Non tutti i wrestler sono fatti per essere campioni. La storia del wrestling ci riporta alla memoria atleti grossi, carismatici, in grado di trascinare intere folle. Poi un giorno è arrivata la ECW che ha ribaltato un concetto. Puntando sui piccoli, a volte svolazzoni, a volte molto tecnici, a volte “violenti”. Mettendo sulla mappa fisici che poi si prenderanno la scena negli anni 2000. CM Punk, Bryan Danielson, AJ Styles – per citare i tre wrestler più influenti e di maggior successo – si impongono anche grazie all’eredità lasciata dalla pattuglia di Paul Heyman e Don Callis, spesso ritenuta sgangherata eppure di così grande impatto per tutte le compagnie.
Da quella storia viene Darby Allin. Che è piccolo, svolazzino, tenacemente resistente. Piace parecchio al pubblico, pur essendo l’antitesi del campione mondiale.
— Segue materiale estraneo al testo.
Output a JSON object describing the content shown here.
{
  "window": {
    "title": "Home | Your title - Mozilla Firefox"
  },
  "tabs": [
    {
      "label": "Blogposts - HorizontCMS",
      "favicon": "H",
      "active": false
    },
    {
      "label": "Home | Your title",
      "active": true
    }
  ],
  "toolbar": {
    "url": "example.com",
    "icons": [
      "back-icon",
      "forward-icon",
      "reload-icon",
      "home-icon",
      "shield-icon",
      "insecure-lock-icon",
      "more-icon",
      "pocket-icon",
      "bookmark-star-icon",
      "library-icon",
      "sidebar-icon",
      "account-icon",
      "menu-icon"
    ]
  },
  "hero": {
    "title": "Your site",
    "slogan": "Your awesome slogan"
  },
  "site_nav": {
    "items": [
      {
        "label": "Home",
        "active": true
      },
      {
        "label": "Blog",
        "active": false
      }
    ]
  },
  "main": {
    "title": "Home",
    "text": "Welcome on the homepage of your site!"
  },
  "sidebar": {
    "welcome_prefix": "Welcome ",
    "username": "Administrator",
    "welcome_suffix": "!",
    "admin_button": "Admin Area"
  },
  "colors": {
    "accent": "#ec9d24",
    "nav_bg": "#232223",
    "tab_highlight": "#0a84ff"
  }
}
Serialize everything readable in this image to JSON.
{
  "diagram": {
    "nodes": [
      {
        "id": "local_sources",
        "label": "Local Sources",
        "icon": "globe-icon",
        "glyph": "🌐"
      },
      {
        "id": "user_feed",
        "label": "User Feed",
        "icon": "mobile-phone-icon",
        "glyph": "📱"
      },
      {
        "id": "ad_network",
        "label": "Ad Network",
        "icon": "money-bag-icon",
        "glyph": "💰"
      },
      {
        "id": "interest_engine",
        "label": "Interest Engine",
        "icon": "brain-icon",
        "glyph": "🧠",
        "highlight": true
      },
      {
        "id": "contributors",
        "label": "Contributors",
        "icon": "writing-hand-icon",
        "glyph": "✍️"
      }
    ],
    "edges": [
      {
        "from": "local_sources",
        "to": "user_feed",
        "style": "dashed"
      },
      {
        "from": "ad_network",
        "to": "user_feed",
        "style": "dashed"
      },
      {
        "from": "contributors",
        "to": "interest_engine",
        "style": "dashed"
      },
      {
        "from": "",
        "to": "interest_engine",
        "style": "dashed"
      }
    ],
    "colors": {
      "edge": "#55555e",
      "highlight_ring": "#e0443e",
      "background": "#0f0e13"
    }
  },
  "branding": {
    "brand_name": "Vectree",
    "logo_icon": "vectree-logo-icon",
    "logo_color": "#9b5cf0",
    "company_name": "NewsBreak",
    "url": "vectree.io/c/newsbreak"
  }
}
Non siamo sulla sponda di Chris Sabin che diventa campione mondiale in TNA. Siamo nelle mani di un ragazzo che si è conquistato con le unghie e coi denti una posizione di prestigio: l’underdog perenne, il pillar che non molla mani, la rappresentazione della rivincita dei nerd, degli emarginati. Con la fatica e con la determinazione si possono raggiungere vette inesplorate.
Però la storia della AEW dice che, fra i tanti, Allin non è il più talentuoso, il più carismatico, il più indicato per essere un campione. Certo piace tanto ai fan. Ma quell’altezza, quel moveset così ridotto, la propensione a sentire piacere nel dolore, la necessità di essere accompagnato in ogni match dicono che la scelta di pusharlo per il titolo è tanto notevole quanto singolare.
Come farlo funzionare, allora?
L’unico modo è prendere un treno e guidare a 200 all’ora. Sperando che Allin sia sempre in grado di mantenere alta la barra della competizione.
Risultato? Il regno sta convincendo. Non poco. A tal punto che potrebbe non fermarsi a Double Or Nothing e andare avanti per qualche tempo ancora. Perché va bruciato nel corso delle settimane, correndo, all’impazzata, per renderlo credibile. Tommaso Ciampa, Brody King, Kevin Knight, Pac, Konosuke Takeshita e Sammy Guevara: i precedenti campioni non avevano mai vissuto un campionato così variegato di avversari in grado di validare la conquista di una cintura avvenuta in modalità tanto semplici quanto complesse.
Allin non disturba. Non ancora. Certamente questa corsa non può durare a lungo. Aiuta anche che la storia principale, quella con MJF, stia mantenendo alta l’attenzione sul fatto che le sfide settimanali non siano il focus principale. Sappiamo già come andranno le difese, ci si gode il match e la narrazione che si portano dietro (o magari il contesto, basti pensare al match con Pac).
Non era facile con lui. Però il booking team è riuscito a rendere fin qui divertente e lineare il percorso.